Cuando hacia 1960 los británicos volvieron a consultarlos al respecto, dos de las siete divisiones habían desaparecido. Los gonja informaron entonces que Jakpa había tenido cinco hijos, y no hicieron ninguna mención a los fundadores de las dos divisiones borradas del mapa político. La memoria se altera para legitimar y garantizar el poder.

Ricardo Piglia se refiere a la función del Estado como aparato de vigilancia en varios de sus trabajos. Señala que tal función es “inventar y construir una memoria incierta y una experiencia impersonal”, y define la cultura de masas como “una máquina de producir recuerdos falsos”. “Todos sienten lo mismo y recuerdan lo mismo y lo que sienten y recuerdan no es lo que han vivido”, concluye. Y son los medios masivos los principales canales con que cuenta el poder para formar memorias colectivas.

La postura de Piglia, que tal vez parezca un tanto paranoica y apocalíptica, remite –por citar sólo un ejemplo– a la implantación de la educación pública gratuita y obligatoria en la Argentina, en la segunda mitad del siglo XIX. Su objetivo central fue la creación de un pasado común y glorioso, una galería “de próceres de bronce, de aniversarios, de demagogos y de símbolos”, como diría Borges. Una Patria, en definitiva. No son otra cosa los hoy tan famosos mitos de la historia argentina.

Lo último que se pierde

“La lectura es el arte de construir una memoria personal a partir de experiencias y recuerdos ajenos. Las escenas de los libros leídos vuelven como recuerdos privados […] Son acontecimientos entreverados en el fluir de la vida, experiencias inolvidables que vuelven a la memoria, como una música”. Dentro de parámetros normales, lo que describe Piglia es uno de los efectos más maravillosos de la literatura. Superados esos parámetros, uno puede verse envuelto en embarazosos combates contra molinos de viento y tomar ventas por castillos en alguna llanura de La Mancha.
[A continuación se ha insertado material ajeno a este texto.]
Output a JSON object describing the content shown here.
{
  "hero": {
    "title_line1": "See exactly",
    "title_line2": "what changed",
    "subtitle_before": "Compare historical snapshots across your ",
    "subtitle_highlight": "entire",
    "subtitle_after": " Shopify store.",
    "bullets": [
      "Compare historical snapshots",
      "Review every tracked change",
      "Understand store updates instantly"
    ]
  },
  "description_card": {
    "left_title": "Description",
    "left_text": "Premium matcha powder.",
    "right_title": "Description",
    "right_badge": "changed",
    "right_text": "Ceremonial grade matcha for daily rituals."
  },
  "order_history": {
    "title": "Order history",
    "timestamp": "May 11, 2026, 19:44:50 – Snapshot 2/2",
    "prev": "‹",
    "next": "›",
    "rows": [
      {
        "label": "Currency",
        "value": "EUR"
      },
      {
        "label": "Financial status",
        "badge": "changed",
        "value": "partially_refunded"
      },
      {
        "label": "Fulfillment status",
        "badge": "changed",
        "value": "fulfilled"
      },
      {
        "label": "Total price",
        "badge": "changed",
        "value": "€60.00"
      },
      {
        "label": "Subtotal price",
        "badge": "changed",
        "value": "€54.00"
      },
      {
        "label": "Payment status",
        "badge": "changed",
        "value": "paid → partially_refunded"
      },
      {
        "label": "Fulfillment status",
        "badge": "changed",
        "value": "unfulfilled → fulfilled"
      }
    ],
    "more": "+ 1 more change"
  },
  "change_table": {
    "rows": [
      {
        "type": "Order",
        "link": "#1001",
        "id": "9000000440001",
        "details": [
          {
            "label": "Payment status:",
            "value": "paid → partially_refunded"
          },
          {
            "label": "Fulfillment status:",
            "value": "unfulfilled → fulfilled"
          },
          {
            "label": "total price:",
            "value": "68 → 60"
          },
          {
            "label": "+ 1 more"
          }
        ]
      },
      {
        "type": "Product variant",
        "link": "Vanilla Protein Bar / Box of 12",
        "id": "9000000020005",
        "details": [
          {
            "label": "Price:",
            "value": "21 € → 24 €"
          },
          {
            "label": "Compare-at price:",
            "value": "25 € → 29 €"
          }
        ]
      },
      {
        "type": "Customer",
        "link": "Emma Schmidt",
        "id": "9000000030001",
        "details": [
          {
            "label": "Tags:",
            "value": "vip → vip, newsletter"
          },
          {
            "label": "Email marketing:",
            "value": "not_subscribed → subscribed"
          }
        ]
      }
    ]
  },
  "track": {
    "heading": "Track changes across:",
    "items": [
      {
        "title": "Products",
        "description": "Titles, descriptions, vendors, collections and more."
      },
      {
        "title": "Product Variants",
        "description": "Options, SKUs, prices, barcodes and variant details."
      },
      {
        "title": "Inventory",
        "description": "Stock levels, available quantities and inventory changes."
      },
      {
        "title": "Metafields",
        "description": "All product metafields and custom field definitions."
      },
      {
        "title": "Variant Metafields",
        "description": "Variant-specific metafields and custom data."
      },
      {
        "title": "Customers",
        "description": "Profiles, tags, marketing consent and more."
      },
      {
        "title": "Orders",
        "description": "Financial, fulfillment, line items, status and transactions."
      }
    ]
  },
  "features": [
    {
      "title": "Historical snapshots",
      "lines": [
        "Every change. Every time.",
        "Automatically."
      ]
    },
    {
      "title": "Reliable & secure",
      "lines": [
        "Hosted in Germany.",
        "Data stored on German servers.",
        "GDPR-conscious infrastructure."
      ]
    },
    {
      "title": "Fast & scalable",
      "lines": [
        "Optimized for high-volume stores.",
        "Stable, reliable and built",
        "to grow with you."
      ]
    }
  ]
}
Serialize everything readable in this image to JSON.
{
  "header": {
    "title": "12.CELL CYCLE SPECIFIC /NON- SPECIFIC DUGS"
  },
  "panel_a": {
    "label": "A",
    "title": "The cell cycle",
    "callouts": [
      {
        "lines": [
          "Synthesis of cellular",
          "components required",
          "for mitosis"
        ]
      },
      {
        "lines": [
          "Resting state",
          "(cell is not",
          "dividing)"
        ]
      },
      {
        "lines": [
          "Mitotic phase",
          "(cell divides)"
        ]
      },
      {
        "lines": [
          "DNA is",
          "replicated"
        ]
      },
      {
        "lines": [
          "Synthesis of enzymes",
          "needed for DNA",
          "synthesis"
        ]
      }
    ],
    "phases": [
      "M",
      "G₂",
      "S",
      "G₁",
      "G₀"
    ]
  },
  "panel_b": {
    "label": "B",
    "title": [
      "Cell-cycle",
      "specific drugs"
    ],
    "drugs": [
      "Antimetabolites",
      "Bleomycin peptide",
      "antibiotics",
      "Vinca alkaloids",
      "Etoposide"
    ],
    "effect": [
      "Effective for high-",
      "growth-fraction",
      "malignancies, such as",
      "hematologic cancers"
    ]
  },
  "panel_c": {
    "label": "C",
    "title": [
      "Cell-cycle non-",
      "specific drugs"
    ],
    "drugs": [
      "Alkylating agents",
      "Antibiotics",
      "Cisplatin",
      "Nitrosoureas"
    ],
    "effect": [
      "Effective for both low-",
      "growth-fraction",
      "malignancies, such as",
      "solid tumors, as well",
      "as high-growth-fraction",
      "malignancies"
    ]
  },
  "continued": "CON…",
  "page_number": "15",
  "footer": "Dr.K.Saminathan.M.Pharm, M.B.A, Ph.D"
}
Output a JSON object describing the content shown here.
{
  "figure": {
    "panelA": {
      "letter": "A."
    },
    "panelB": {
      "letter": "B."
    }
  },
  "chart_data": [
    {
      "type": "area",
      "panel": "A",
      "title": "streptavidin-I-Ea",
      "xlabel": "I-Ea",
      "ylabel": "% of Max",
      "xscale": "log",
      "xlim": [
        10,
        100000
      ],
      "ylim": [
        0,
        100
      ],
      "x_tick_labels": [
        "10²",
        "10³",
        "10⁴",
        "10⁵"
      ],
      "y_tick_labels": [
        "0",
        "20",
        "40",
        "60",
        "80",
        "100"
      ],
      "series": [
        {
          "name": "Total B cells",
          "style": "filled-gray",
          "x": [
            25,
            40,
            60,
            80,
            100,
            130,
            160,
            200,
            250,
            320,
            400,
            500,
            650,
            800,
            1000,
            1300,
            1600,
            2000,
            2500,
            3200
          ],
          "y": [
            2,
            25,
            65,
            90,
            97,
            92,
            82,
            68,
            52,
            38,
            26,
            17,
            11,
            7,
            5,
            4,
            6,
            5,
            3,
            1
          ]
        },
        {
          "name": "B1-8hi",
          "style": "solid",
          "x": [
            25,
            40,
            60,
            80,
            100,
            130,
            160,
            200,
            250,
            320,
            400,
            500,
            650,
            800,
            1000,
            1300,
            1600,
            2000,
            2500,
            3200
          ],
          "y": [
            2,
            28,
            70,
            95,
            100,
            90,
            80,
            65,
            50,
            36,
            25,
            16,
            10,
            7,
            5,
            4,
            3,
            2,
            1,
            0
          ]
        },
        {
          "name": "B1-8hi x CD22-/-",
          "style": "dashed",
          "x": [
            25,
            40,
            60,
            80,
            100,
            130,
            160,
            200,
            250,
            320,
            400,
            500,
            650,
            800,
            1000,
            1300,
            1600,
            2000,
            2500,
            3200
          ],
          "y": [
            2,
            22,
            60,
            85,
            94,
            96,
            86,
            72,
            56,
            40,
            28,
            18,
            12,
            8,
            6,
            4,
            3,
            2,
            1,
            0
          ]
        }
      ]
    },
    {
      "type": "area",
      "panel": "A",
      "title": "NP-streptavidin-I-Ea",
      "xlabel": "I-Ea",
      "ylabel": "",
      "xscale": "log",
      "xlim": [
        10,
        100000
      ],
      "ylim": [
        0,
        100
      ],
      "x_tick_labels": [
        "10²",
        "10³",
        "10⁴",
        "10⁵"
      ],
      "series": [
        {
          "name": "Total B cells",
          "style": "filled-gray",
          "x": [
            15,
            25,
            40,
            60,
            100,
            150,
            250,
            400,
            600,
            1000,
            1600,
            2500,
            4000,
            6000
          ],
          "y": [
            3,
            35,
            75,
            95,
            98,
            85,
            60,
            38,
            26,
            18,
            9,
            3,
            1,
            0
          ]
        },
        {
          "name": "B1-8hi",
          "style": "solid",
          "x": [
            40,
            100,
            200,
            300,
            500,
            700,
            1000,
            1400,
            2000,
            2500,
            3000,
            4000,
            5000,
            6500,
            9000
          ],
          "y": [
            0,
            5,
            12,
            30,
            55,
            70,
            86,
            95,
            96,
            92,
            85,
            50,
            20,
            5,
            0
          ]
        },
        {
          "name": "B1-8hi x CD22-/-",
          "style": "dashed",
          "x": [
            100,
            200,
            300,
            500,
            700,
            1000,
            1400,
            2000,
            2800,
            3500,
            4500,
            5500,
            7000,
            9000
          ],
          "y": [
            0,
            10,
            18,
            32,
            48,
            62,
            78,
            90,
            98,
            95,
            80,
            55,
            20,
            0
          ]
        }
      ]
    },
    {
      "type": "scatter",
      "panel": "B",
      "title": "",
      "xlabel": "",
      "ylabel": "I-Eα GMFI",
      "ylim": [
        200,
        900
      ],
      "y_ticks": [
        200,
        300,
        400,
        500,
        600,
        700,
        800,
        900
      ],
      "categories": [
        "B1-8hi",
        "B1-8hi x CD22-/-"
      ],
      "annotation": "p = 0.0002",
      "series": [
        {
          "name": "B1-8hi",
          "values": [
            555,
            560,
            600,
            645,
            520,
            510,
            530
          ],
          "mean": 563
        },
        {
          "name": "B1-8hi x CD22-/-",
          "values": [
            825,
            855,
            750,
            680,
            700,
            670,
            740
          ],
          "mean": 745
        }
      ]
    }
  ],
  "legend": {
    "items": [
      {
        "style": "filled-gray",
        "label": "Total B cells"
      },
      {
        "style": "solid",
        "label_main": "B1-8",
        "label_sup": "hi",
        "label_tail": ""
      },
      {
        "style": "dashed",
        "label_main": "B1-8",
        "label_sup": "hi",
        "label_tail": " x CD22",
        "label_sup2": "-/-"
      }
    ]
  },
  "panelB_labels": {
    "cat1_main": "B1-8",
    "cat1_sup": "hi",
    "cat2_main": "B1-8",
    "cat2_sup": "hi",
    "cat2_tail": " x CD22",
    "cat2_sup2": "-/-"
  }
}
Si alguien no recuerda quién es, deja de ser quien era: casi siempre, pasa a ser una sombra; casi nunca, un Quijote.

Los Hombres Sensibles de Flores se dedicaban a memorizar cosas para salvarlas de la muerte, nos cuenta Alejandro Dolina, un hombre de la radio (y no hay un medio con mensajes más fugaces que la radio). Los Hombres Sensibles estaban seguros de que lo que se olvida se muere, como los fundadores de las dos divisiones desaparecidas del estado de Gonja.

“Tú no tienes recuerdos verdaderos, todo lo demás lo leíste en el diario”, le dice Alice a la rubia en el cuento de Hemingway. Seguramente en esos dos grandes grupos (lo que vivimos y lo que los medios nos hacen creer que vivimos) se dividen nuestros recuerdos. De lo que se trata es de sostener nuestros recuerdos propios, verdaderos; de defenderlos a muerte. De evitar que los diarios, la tele o Bill Gates nos dibujen nuestros recuerdos y nuestro pasado. De que cuando ya no tengamos nada de nada –al igual que los personajes de Una sombra ya pronto serás–, nos queden nuestros recuerdos auténticos. Aunque sea para tener qué apostar si tenemos que jugar al truco en alguna ruta perdida.

Que en todo caso, como nos pide el Negro Dolina, “si nos espera el olvido, tratemos de no merecerlo”.